Peace of Mind Part 1
It probably is not very difficult to put ourselves in the place of the eleven Apostles in the two days immediately following our Lord’s crucifixion and burial.
At no other time in the Gospel do we see a more flawed, pathetic, broken, imperfect, and (dare we say) human group of men. These were the chosen ones of our Savior, the men He lovingly called His intimate friends (not His servants). To them much was given and, rightfully, much should have been expected. So their incredible failure to rise to expectations during the Passion left them with much to think about.
Enough time had now passed to allow them at least some reflection to those last events of Christ’s life, on their behavior at His arrest which likely had surprised them. Perhaps it was the topic of discussion separated by long intervals of embarrassed silence. Maybe some of them had a hard time looking at St. John who, of them all, managed to follow Christ and stand at the foot of the Cross; maybe some were upset at Peter, whose personal boast of fidelity to Christ at the Last Supper led them all to make similar boasts; perhaps some thought of our Lady, the tremendous sorrow she experienced, and how they abandoned her along with our Lord.

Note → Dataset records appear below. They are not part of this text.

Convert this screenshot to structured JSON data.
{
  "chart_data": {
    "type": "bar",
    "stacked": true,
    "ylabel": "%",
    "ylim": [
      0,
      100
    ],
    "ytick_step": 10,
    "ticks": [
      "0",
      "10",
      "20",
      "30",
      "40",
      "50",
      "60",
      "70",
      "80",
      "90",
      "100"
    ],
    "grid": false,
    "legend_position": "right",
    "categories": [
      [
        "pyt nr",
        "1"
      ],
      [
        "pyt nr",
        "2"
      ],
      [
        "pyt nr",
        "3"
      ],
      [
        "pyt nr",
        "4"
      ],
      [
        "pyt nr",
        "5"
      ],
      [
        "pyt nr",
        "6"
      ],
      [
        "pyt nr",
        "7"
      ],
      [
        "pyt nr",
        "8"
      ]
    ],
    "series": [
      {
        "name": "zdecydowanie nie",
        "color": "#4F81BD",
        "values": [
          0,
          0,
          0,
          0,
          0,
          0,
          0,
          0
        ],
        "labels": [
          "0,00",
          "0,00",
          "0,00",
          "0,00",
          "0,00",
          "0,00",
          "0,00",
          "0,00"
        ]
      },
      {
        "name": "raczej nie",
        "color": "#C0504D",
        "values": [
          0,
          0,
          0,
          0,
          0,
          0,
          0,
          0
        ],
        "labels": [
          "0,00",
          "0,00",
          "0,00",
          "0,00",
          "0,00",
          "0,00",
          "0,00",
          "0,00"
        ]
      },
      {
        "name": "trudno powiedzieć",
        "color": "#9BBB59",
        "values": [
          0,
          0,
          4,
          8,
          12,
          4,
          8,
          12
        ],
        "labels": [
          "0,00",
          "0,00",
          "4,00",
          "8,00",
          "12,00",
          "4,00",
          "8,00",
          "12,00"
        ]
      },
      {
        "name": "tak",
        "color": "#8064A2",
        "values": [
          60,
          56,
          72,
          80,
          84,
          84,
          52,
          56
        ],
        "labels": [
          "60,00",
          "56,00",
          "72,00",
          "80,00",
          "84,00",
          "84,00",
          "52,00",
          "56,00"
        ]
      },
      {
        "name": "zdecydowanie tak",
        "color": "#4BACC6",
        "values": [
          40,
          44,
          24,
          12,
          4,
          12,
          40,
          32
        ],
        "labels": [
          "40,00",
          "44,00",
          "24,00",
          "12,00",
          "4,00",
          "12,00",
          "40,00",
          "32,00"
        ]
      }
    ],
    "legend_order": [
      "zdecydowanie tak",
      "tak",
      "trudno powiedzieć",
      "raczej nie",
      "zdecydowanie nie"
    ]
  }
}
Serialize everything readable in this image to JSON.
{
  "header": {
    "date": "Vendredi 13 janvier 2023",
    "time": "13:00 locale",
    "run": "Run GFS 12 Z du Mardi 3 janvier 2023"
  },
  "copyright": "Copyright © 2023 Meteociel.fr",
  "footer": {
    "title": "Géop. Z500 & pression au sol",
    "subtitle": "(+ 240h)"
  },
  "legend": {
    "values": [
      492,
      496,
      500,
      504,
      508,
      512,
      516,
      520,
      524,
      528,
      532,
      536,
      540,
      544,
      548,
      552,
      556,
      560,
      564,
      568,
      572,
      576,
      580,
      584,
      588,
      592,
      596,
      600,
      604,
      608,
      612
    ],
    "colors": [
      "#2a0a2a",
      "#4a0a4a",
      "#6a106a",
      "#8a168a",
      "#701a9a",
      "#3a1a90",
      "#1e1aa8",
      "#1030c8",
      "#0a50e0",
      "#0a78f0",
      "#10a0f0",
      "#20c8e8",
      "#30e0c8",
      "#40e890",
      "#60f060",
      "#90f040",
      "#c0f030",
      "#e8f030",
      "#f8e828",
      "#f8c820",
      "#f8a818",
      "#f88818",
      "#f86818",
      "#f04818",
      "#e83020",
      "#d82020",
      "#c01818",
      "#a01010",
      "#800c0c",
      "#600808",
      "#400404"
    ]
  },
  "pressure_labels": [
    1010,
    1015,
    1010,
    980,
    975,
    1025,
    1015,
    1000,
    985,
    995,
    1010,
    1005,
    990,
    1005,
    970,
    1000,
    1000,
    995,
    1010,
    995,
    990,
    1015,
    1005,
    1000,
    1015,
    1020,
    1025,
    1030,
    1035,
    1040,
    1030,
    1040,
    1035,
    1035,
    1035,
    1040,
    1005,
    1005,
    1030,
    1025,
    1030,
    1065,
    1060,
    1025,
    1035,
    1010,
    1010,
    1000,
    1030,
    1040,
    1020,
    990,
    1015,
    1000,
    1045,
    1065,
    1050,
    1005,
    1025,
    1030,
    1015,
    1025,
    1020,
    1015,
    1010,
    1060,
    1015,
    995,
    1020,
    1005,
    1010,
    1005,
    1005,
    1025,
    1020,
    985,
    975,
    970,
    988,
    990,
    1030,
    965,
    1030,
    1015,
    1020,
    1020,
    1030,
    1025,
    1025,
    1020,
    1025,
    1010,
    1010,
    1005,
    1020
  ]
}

They must have mulled over all the things Christ said and did the past three years, recalling all the incidents and miracles, those quiet evenings when He taught them the meanings of the parables, how He always displayed command over every situation, yet now utterly baffled by a such a dramatic change of events when all power seemed to abandon Him. How then to reconcile all that with the strange news that Christ had been seen risen and alive, cautiously recalling His words that He would rise again on the third day.
And through the myriad of emotions and confusion lay this most profound disappointment in themselves for not being better than they were, for not rising to the occasion when our Lord needed them most, perhaps then wondering that, if it indeed is true that Christ was risen, what kind of reception – if any – should they expect from Him. The locked doors of that Upper Room where they now sat in fear, that same room where forty-eight hours earlier Jesus Christ established the priesthood, ordained them bishops, and gave them the Holy Eucharist for the first time, were indicative of hearts locked in turmoil, yet so desiring resolve.
But those locked doors were no match for Christ, and so it certainly took the Apostles by surprise when He appears before them and, amidst many things He could have said, He announces Peace. Not a shred of disappointment, anger, or sadness in our Savior’s tone, something they all knew they deserved. Rather, it was a salutation that read right into the turmoil of their hearts, that acknowledged their weakness, that forgave their failure, and would dispose them to the new life He came to bring and to undertake the mission He was about to bestow. With one word, the air was cleared: that same word our Lord used two years earlier to calm the storm at sea, He now uses to calm the storm in their souls. It would be the first word of the Resurrected Christ to His Church: Peace. And in this one word did our Lord sum up all of His teachings and commandments about how to attain eternal life, about how to possess true happiness, teachings put to the extreme test of the Crucifixion, found to be all that is good and true, and validated by the Resurrection. By greeting the Apostles with this word, our Lord – now Resurrected while bearing the scars of the Crucifixion – insists that He alone is the basis of true and lasting peace. But why?
This all depends upon what is meant by peace. Christ emphasized through His life that the peace He brings is not what the world desires or expects (cf. Jn. 14:27). The spirit of the world has no use for the peace Christ offers, and that is precisely why our Lord says in this regard that He did not come to bring peace but the sword, (Mt. 10:34) that He will be cause of division in houses to the extent of putting father against son, mother against daughter, and so forth. (cf. Lk. 12:53)
Therefore, peace is not to be equated with absence of strife, nor is it to be confused with tranquility plain and simple. A thief can be quite tranquil in his stolen merchandise.
Rather, peace is the tranquility of order.
And since peace deals with order, it is necessarily related to justice, since justice entails proper respect of order. It was only after the infinite injustice of sin against God was requited by Christ’s crucifixion could there be an affirmation of true peace; it was impossible otherwise. Jesus Christ came to restore the order that had been upset by sin, which caused man to be at enmity with God, and to extend to us through His Church a real participation in the continued restoration of that order until the end of time.
So in extending peace, Christ was extending and establishing Himself as the only source of true peace between man and God, our fellow neighbor, and within ourselves.